A: Here is a partial answer.
If $d \; | \; 2n + 7$ and $1 < d \leq n$, then $d \; | \; n!-1$ and $d \; | \; n!$, hence $d \; | \; n! - (n!-1) = 1$. This means there are no solutions when there is a $d$ such that $d \;|\; 2n+7$ and $1 < d\leq n$.
Now suppose that $(2n+7)=ab$ is composite with $a,b>1$. By the first step, this means $a,b>n$ or that $2n+7 > n^2$ or $n<4$. 
Both of the above paragraphs mean that $(2n+7)=n!-1$ only has a solution when $n \geq 4$ when $2n+7$ is prime.
I ran a quick computer search on primes $p=2n+7$ up to the 10,000th prime and only obtained solutions $n=1,5,8$. 

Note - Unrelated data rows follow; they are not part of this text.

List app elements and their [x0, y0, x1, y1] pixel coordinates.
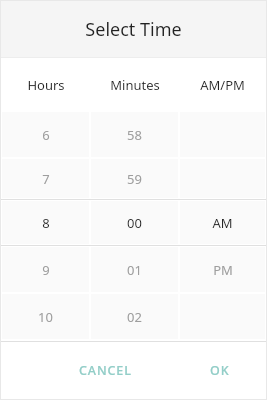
- staticText: 6: [42, 126, 50, 144]
- staticText: 02: [127, 308, 142, 326]
- staticText: AM: [212, 214, 233, 232]
- staticText: OK: [210, 362, 230, 379]
- staticText: Hours: [27, 76, 65, 94]
- button[interactable]: 02: [91, 294, 178, 339]
- button[interactable]: 9: [2, 247, 89, 292]
- button[interactable]: 10: [2, 294, 89, 339]
- staticText: 8: [42, 214, 50, 232]
- staticText: 10: [38, 308, 53, 326]
- button[interactable]: 6: [2, 112, 89, 157]
- staticText: 7: [42, 170, 50, 188]
- button[interactable]: 59: [91, 159, 178, 198]
- button[interactable]: 00: [91, 201, 178, 244]
- staticText: PM: [213, 261, 233, 279]
- staticText: 9: [42, 261, 50, 279]
- staticText: Minutes: [110, 76, 160, 94]
- button[interactable]: 58: [91, 112, 178, 157]
- button[interactable]: PM: [180, 247, 265, 292]
- button[interactable]: 7: [2, 159, 89, 198]
- staticText: CANCEL: [79, 362, 132, 379]
- staticText: 58: [127, 126, 142, 144]
- button[interactable]: OK: [196, 352, 244, 389]
- staticText: AM/PM: [200, 76, 245, 94]
- button[interactable]: CANCEL: [65, 352, 146, 389]
- staticText: 00: [127, 214, 142, 232]
- staticText: 59: [127, 170, 142, 188]
- button[interactable]: AM: [180, 201, 265, 244]
- staticText: Select Time: [85, 17, 182, 42]
- button[interactable]: 8: [2, 201, 89, 244]
- button[interactable]: 01: [91, 247, 178, 292]
- staticText: 01: [127, 261, 142, 279]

This is related to factorial primes. That is, primes of the form $n!-1$. According to wikipedia it is an open question whether or not there are an infinite number of these. Though all that's needed here is a lower bound on the growth rate of such $n$. Looking at the OEIS entry you can see the growth of the sequence is almost exponential which would put it out of reach of $2n+7$ ever reaching $n!-1$ in the case of it being prime. This suggests there are no other solutions.